Габриель резко встала. Выражение страха на ее измученном лице сменилось на отчаянную решимость. Если то, о чем рассказала ей Лиззи, правда, значит, по крайней мере один человек на планете может им помочь, Мартену и Арчибальду. Габриель вызвала лифт, чтобы спуститься на подземную стоянку, где оставила свою машину, но у нее не хватило терпения дождаться его, и она отправилась пешком по лестнице. Сердце колотилось в груди как бешеное.
«Вот увидишь, Мартен Бомон, боюсь ли я перейти этот мост.
Вот увидишь, боюсь ли я отправиться за тобой…»
Арчибальд продолжал плутать по бесконечному зданию аэровокзала. Забираясь все дальше, ускоряя шаг. Чем больше он продвигался вперед, тем яснее становилась обстановка: пол блестел ярче, окна делались прозрачнее и тоньше, длинные, как и прежде, коридоры наполнялись сияющим светом, от которого кружилась голова. Теперь аэровокзал не казался ему подозрительным и коварным местом, поскольку он понял его хитрые закономерности и разгадал, где скрываются опасные ловушки. Зона вылета, оказывается, являлась не пунктом, где завершаются земные дела, а местом, где все только начинается.
Зона не была местом случайных встреч, а местом, где назначают свидания.
Зона была тем местом, где прошлое, настоящее и будущее сходятся в одной точке.
Местом, где вера заменяет разум.
Местом, где кончаются страхи и начинается любовь.
Затяжной дождь, сопровождаемый вспышками молнии и раскатами грома, держал город в осаде вот уже несколько часов. Габриель подняла капот своего кабриолета, но «дворники» ее старенького «Мустанга» не справлялись с потоками низвергающейся с неба воды, заливающей ветровое стекло и затрудняющей видимость на дороге. Она прекрасно помнила дорогу, и ей не нужен был навигатор, чтобы попасть на шоссе. В конце концов Габриель очутилась в безликом квартале на южной окраине города, где располагались административные здания. Она оставила машину на открытой стоянке, неподалеку от серого скучного здания в дюжину этажей – реабилитационного центра.

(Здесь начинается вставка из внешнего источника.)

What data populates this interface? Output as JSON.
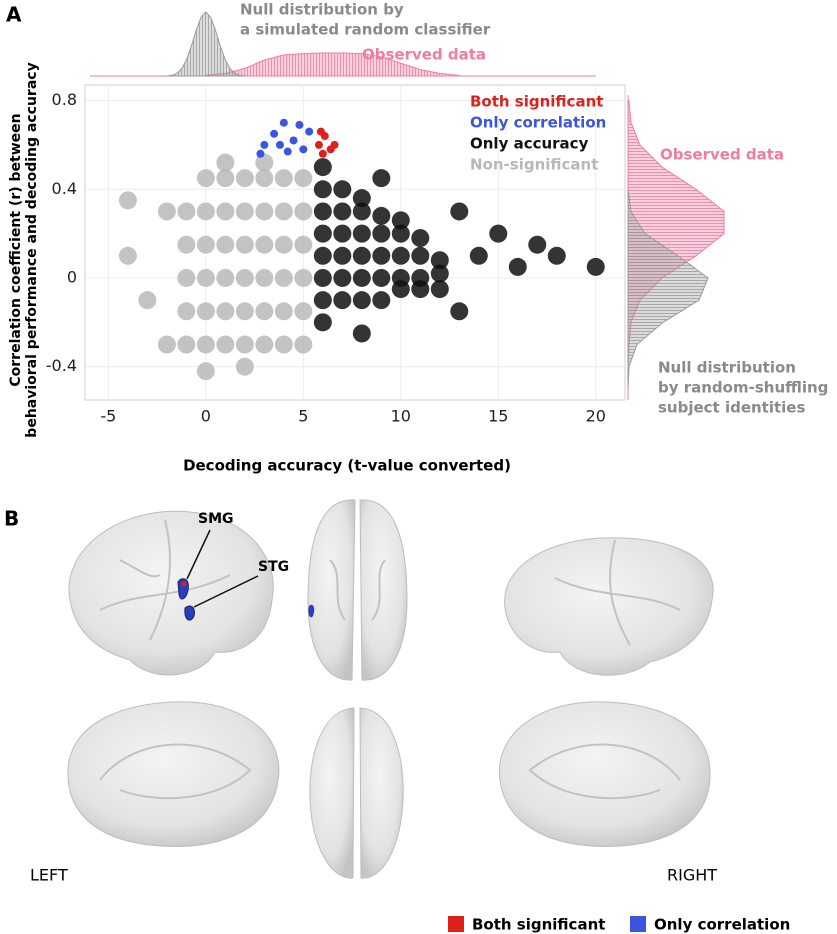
{
  "panel_labels": [
    "A",
    "B"
  ],
  "chart_data": [
    {
      "type": "scatter",
      "x_label": "Decoding accuracy (t-value converted)",
      "y_label": [
        "Correlation coefficient (r) between",
        "behavioral performance and decoding accuracy"
      ],
      "xlim": [
        -6.2,
        21.5
      ],
      "ylim": [
        -0.55,
        0.87
      ],
      "xticks": [
        -5,
        0,
        5,
        10,
        15,
        20
      ],
      "yticks": [
        -0.4,
        0,
        0.4,
        0.8
      ],
      "grid": true,
      "legend": "top-right",
      "series": [
        {
          "name": "Both significant",
          "color": "#e0201b",
          "x": [
            5.8,
            6.1,
            6.4,
            6.0,
            6.6,
            5.9
          ],
          "y": [
            0.6,
            0.64,
            0.58,
            0.56,
            0.6,
            0.66
          ]
        },
        {
          "name": "Only correlation",
          "color": "#3a55e0",
          "x": [
            3.0,
            3.5,
            4.0,
            4.5,
            5.0,
            5.3,
            4.2,
            3.8,
            2.8,
            4.8
          ],
          "y": [
            0.6,
            0.65,
            0.7,
            0.62,
            0.58,
            0.66,
            0.57,
            0.6,
            0.56,
            0.69
          ]
        },
        {
          "name": "Only accuracy",
          "color": "#111111",
          "x": [
            6,
            7,
            8,
            9,
            10,
            11,
            12,
            6,
            7,
            8,
            9,
            10,
            11,
            12,
            6,
            7,
            8,
            9,
            10,
            11,
            12,
            6,
            7,
            8,
            9,
            10,
            11,
            6,
            7,
            8,
            9,
            10,
            6,
            7,
            8,
            14,
            16,
            18,
            20,
            13,
            15,
            6,
            8,
            9,
            6,
            13,
            17
          ],
          "y": [
            -0.1,
            -0.1,
            -0.1,
            -0.1,
            -0.05,
            -0.05,
            -0.05,
            0,
            0,
            0,
            0,
            0,
            0,
            0.02,
            0.1,
            0.1,
            0.1,
            0.1,
            0.1,
            0.1,
            0.08,
            0.2,
            0.2,
            0.2,
            0.2,
            0.2,
            0.18,
            0.3,
            0.3,
            0.3,
            0.28,
            0.26,
            0.4,
            0.4,
            0.36,
            0.1,
            0.05,
            0.1,
            0.05,
            -0.15,
            0.2,
            -0.2,
            -0.25,
            0.45,
            0.5,
            0.3,
            0.15
          ]
        },
        {
          "name": "Non-significant",
          "color": "#b8b8b8",
          "x": [
            -1,
            0,
            1,
            2,
            3,
            4,
            5,
            -1,
            0,
            1,
            2,
            3,
            4,
            5,
            -1,
            0,
            1,
            2,
            3,
            4,
            5,
            -1,
            0,
            1,
            2,
            3,
            4,
            5,
            -1,
            0,
            1,
            2,
            3,
            4,
            5,
            0,
            1,
            2,
            3,
            4,
            5,
            -4,
            -3,
            -2,
            -4,
            0,
            2,
            -2,
            1,
            3
          ],
          "y": [
            -0.3,
            -0.3,
            -0.3,
            -0.3,
            -0.3,
            -0.3,
            -0.3,
            -0.15,
            -0.15,
            -0.15,
            -0.15,
            -0.15,
            -0.15,
            -0.15,
            0,
            0,
            0,
            0,
            0,
            0,
            0,
            0.15,
            0.15,
            0.15,
            0.15,
            0.15,
            0.15,
            0.15,
            0.3,
            0.3,
            0.3,
            0.3,
            0.3,
            0.3,
            0.3,
            0.45,
            0.45,
            0.45,
            0.45,
            0.45,
            0.45,
            0.35,
            -0.1,
            -0.3,
            0.1,
            -0.42,
            -0.4,
            0.3,
            0.52,
            0.52
          ]
        }
      ]
    },
    {
      "type": "area",
      "orientation": "vertical",
      "series": [
        {
          "name": "Observed data",
          "color": "#f07ca0",
          "x": [
            0,
            1,
            2,
            3,
            4,
            5,
            6,
            7,
            8,
            9,
            10,
            11,
            12,
            13
          ],
          "values": [
            0.01,
            0.04,
            0.12,
            0.25,
            0.33,
            0.35,
            0.36,
            0.36,
            0.35,
            0.3,
            0.2,
            0.1,
            0.04,
            0.01
          ]
        },
        {
          "name": "Null distribution by a simulated random classifier",
          "color": "#9a9a9a",
          "x": [
            -2,
            -1.75,
            -1.5,
            -1.25,
            -1,
            -0.75,
            -0.5,
            -0.25,
            0,
            0.25,
            0.5,
            0.75,
            1,
            1.25,
            1.5,
            1.75,
            2
          ],
          "values": [
            0,
            0.01,
            0.04,
            0.11,
            0.25,
            0.46,
            0.71,
            0.92,
            1,
            0.92,
            0.71,
            0.46,
            0.25,
            0.11,
            0.04,
            0.01,
            0
          ]
        }
      ],
      "annotations": [
        {
          "lines": [
            "Null distribution by",
            "a simulated random classifier"
          ],
          "color": "#8a8a8a"
        },
        {
          "lines": [
            "Observed data"
          ],
          "color": "#f07ca0"
        }
      ]
    },
    {
      "type": "area",
      "orientation": "horizontal",
      "series": [
        {
          "name": "Observed data",
          "color": "#f07ca0",
          "y": [
            -0.5,
            -0.4,
            -0.3,
            -0.2,
            -0.1,
            0,
            0.1,
            0.2,
            0.3,
            0.4,
            0.5,
            0.6,
            0.7,
            0.8
          ],
          "values": [
            0,
            0,
            0.01,
            0.03,
            0.12,
            0.34,
            0.68,
            0.96,
            0.96,
            0.68,
            0.34,
            0.12,
            0.03,
            0.01
          ]
        },
        {
          "name": "Null distribution by random-shuffling subject identities",
          "color": "#9a9a9a",
          "y": [
            -0.5,
            -0.4,
            -0.3,
            -0.2,
            -0.1,
            0,
            0.1,
            0.2,
            0.3,
            0.4
          ],
          "values": [
            0,
            0.01,
            0.09,
            0.35,
            0.71,
            0.8,
            0.5,
            0.17,
            0.03,
            0
          ]
        }
      ],
      "annotations": [
        {
          "lines": [
            "Observed data"
          ],
          "color": "#f07ca0"
        },
        {
          "lines": [
            "Null distribution",
            "by random-shuffling",
            "subject identities"
          ],
          "color": "#8a8a8a"
        }
      ]
    }
  ],
  "brain_panel": {
    "labels": {
      "smg": "SMG",
      "stg": "STG",
      "left": "LEFT",
      "right": "RIGHT"
    },
    "legend": [
      {
        "name": "Both significant",
        "color": "#e0201b"
      },
      {
        "name": "Only correlation",
        "color": "#3a55e0"
      }
    ]
  }
}
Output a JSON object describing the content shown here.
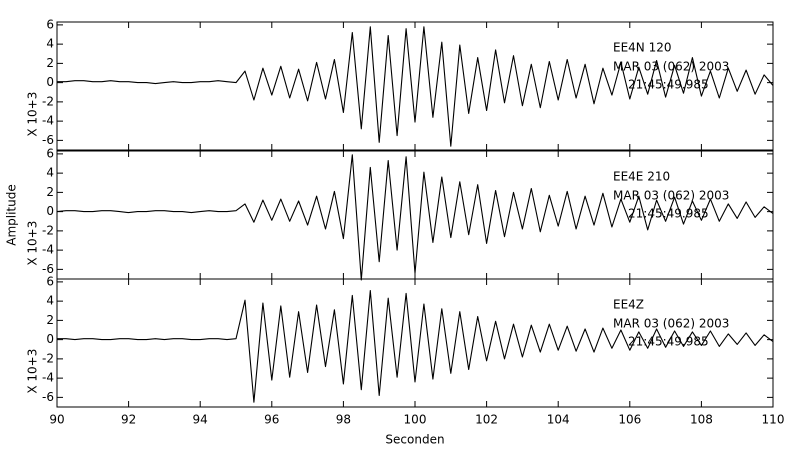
{
  "ylabel": "Amplitude",
  "xlabel": "Seconden",
  "chart_data": [
    {
      "type": "line",
      "station": "EE4N  120",
      "date": "MAR 03 (062) 2003",
      "time": "21:45:49.985",
      "ylabel": "X 10+3",
      "color": "#000000",
      "xlim": [
        90,
        110
      ],
      "ylim": [
        -7,
        6.3
      ],
      "yticks": [
        -6,
        -4,
        -2,
        0,
        2,
        4,
        6
      ],
      "x": [
        90,
        90.25,
        90.5,
        90.75,
        91,
        91.25,
        91.5,
        91.75,
        92,
        92.25,
        92.5,
        92.75,
        93,
        93.25,
        93.5,
        93.75,
        94,
        94.25,
        94.5,
        94.75,
        95,
        95.25,
        95.5,
        95.75,
        96,
        96.25,
        96.5,
        96.75,
        97,
        97.25,
        97.5,
        97.75,
        98,
        98.25,
        98.5,
        98.75,
        99,
        99.25,
        99.5,
        99.75,
        100,
        100.25,
        100.5,
        100.75,
        101,
        101.25,
        101.5,
        101.75,
        102,
        102.25,
        102.5,
        102.75,
        103,
        103.25,
        103.5,
        103.75,
        104,
        104.25,
        104.5,
        104.75,
        105,
        105.25,
        105.5,
        105.75,
        106,
        106.25,
        106.5,
        106.75,
        107,
        107.25,
        107.5,
        107.75,
        108,
        108.25,
        108.5,
        108.75,
        109,
        109.25,
        109.5,
        109.75,
        110
      ],
      "values": [
        0.1,
        0.1,
        0.2,
        0.2,
        0.1,
        0.1,
        0.2,
        0.1,
        0.1,
        0.0,
        0.0,
        -0.1,
        0,
        0.1,
        0,
        0,
        0.1,
        0.1,
        0.2,
        0.1,
        0,
        1.2,
        -1.8,
        1.5,
        -1.3,
        1.7,
        -1.6,
        1.4,
        -1.9,
        2.1,
        -1.7,
        2.4,
        -3.1,
        5.2,
        -4.8,
        5.8,
        -6.2,
        4.9,
        -5.5,
        5.6,
        -4.1,
        5.8,
        -3.6,
        4.2,
        -6.6,
        3.9,
        -3.2,
        2.6,
        -2.9,
        3.4,
        -2.1,
        2.8,
        -2.4,
        1.9,
        -2.6,
        2.2,
        -1.8,
        2.4,
        -1.6,
        1.9,
        -2.2,
        1.5,
        -1.3,
        2.1,
        -1.7,
        1.6,
        -1.2,
        2.3,
        -1.5,
        1.8,
        -1.1,
        2.6,
        -1.4,
        1.2,
        -1.6,
        1.5,
        -0.9,
        1.3,
        -1.2,
        0.8,
        -0.3
      ]
    },
    {
      "type": "line",
      "station": "EE4E  210",
      "date": "MAR 03 (062) 2003",
      "time": "21:45:49.985",
      "ylabel": "X 10+3",
      "color": "#000000",
      "xlim": [
        90,
        110
      ],
      "ylim": [
        -7,
        6.3
      ],
      "yticks": [
        -6,
        -4,
        -2,
        0,
        2,
        4,
        6
      ],
      "x": [
        90,
        90.25,
        90.5,
        90.75,
        91,
        91.25,
        91.5,
        91.75,
        92,
        92.25,
        92.5,
        92.75,
        93,
        93.25,
        93.5,
        93.75,
        94,
        94.25,
        94.5,
        94.75,
        95,
        95.25,
        95.5,
        95.75,
        96,
        96.25,
        96.5,
        96.75,
        97,
        97.25,
        97.5,
        97.75,
        98,
        98.25,
        98.5,
        98.75,
        99,
        99.25,
        99.5,
        99.75,
        100,
        100.25,
        100.5,
        100.75,
        101,
        101.25,
        101.5,
        101.75,
        102,
        102.25,
        102.5,
        102.75,
        103,
        103.25,
        103.5,
        103.75,
        104,
        104.25,
        104.5,
        104.75,
        105,
        105.25,
        105.5,
        105.75,
        106,
        106.25,
        106.5,
        106.75,
        107,
        107.25,
        107.5,
        107.75,
        108,
        108.25,
        108.5,
        108.75,
        109,
        109.25,
        109.5,
        109.75,
        110
      ],
      "values": [
        0.0,
        0.1,
        0.1,
        0.0,
        0.0,
        0.1,
        0.1,
        0.0,
        -0.1,
        0.0,
        0.0,
        0.1,
        0.1,
        0.0,
        0.0,
        -0.1,
        0.0,
        0.1,
        0.0,
        0.0,
        0.1,
        0.8,
        -1.1,
        1.2,
        -0.9,
        1.3,
        -1.0,
        1.1,
        -1.4,
        1.6,
        -1.8,
        2.1,
        -2.8,
        5.9,
        -7.1,
        4.6,
        -5.2,
        5.3,
        -4.0,
        5.7,
        -6.4,
        4.1,
        -3.2,
        3.6,
        -2.7,
        3.1,
        -2.4,
        2.8,
        -3.3,
        2.2,
        -2.6,
        2.0,
        -1.8,
        2.4,
        -2.1,
        1.7,
        -1.5,
        2.1,
        -1.8,
        1.6,
        -1.4,
        1.9,
        -1.6,
        1.3,
        -1.1,
        1.6,
        -1.9,
        1.2,
        -1.0,
        1.5,
        -1.3,
        1.1,
        -0.9,
        1.3,
        -1.0,
        0.8,
        -0.7,
        1.0,
        -0.6,
        0.5,
        -0.2
      ]
    },
    {
      "type": "line",
      "station": "EE4Z",
      "date": "MAR 03 (062) 2003",
      "time": "21:45:49.985",
      "ylabel": "X 10+3",
      "color": "#000000",
      "xlim": [
        90,
        110
      ],
      "ylim": [
        -7,
        6.3
      ],
      "yticks": [
        -6,
        -4,
        -2,
        0,
        2,
        4,
        6
      ],
      "xticks": [
        90,
        92,
        94,
        96,
        98,
        100,
        102,
        104,
        106,
        108,
        110
      ],
      "x": [
        90,
        90.25,
        90.5,
        90.75,
        91,
        91.25,
        91.5,
        91.75,
        92,
        92.25,
        92.5,
        92.75,
        93,
        93.25,
        93.5,
        93.75,
        94,
        94.25,
        94.5,
        94.75,
        95,
        95.25,
        95.5,
        95.75,
        96,
        96.25,
        96.5,
        96.75,
        97,
        97.25,
        97.5,
        97.75,
        98,
        98.25,
        98.5,
        98.75,
        99,
        99.25,
        99.5,
        99.75,
        100,
        100.25,
        100.5,
        100.75,
        101,
        101.25,
        101.5,
        101.75,
        102,
        102.25,
        102.5,
        102.75,
        103,
        103.25,
        103.5,
        103.75,
        104,
        104.25,
        104.5,
        104.75,
        105,
        105.25,
        105.5,
        105.75,
        106,
        106.25,
        106.5,
        106.75,
        107,
        107.25,
        107.5,
        107.75,
        108,
        108.25,
        108.5,
        108.75,
        109,
        109.25,
        109.5,
        109.75,
        110
      ],
      "values": [
        0.1,
        0.1,
        0.0,
        0.1,
        0.1,
        0.0,
        0.0,
        0.1,
        0.1,
        0.0,
        0.0,
        0.1,
        0.0,
        0.1,
        0.1,
        0.0,
        0.0,
        0.1,
        0.1,
        0.0,
        0.1,
        4.1,
        -6.5,
        3.8,
        -4.2,
        3.5,
        -3.9,
        2.9,
        -3.4,
        3.6,
        -2.8,
        3.1,
        -4.6,
        4.6,
        -5.2,
        5.1,
        -5.8,
        4.3,
        -3.9,
        4.8,
        -4.4,
        3.7,
        -4.1,
        3.2,
        -3.5,
        2.9,
        -3.1,
        2.4,
        -2.2,
        1.9,
        -2.0,
        1.6,
        -1.8,
        1.5,
        -1.3,
        1.6,
        -1.1,
        1.4,
        -1.2,
        1.1,
        -1.3,
        1.2,
        -0.9,
        1.0,
        -1.1,
        0.8,
        -0.9,
        1.1,
        -0.8,
        0.9,
        -0.7,
        0.8,
        -0.6,
        0.9,
        -0.7,
        0.6,
        -0.5,
        0.7,
        -0.6,
        0.5,
        -0.2
      ]
    }
  ]
}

В регистратуре дежурная записала ее фамилию и сразу выдала разовый пропуск. Габриель поблагодарила, вызвала лифт и поднялась на последний этаж: отделение для больных с пожизненным содержанием. За последние пятнадцать лет она приходила сюда регулярно, раз в неделю, и могла бы с закрытыми глазами добраться сюда без посторонней помощи. В конце коридора над последней палатой висел номерок: 966.
Габриель вошла в палату и сразу шагнула к окну, чтобы раздвинуть шторы и впустить в комнату серый сумрачный свет. Потом повернулась к постели, на которой лежал человек, и произнесла:
– Здравствуй, мама.
28–
Я все еще буду тебя любить…
– Здравствуй, Валентина.
Держа в одной руке секатор, в другой – блестящую металлическую лейку, Валентина готовилась к открытию своего цветочного салона. На фоне прозрачных стен из стекла в рамках алюминиевых конструкций и стерильно-белого пластика коридоров, витрина ее магазина в аэропорту выглядела необычно живо и даже вызывающе. В ее оформлении смешался флер старого времени и стильное очарование цветочных базаров парижских пригородов.
Валентина обернулась. Конечно, она состарилась. Неумолимая печать времени оставила след на ее лице, но коротко подстриженные волосы, спортивная осанка, живой взгляд напоминали в ней ту молодую очаровательную женщину, которой она была когда-то. Она сохранила также загадочную изюминку и благодаря ей в глазах Арчибальда всегда была более гармоничной, чем скульптуры Микеланджело, более утонченной, чем мадонны на полотнах да Винчи, более чувственной, чем женщины Модильяни.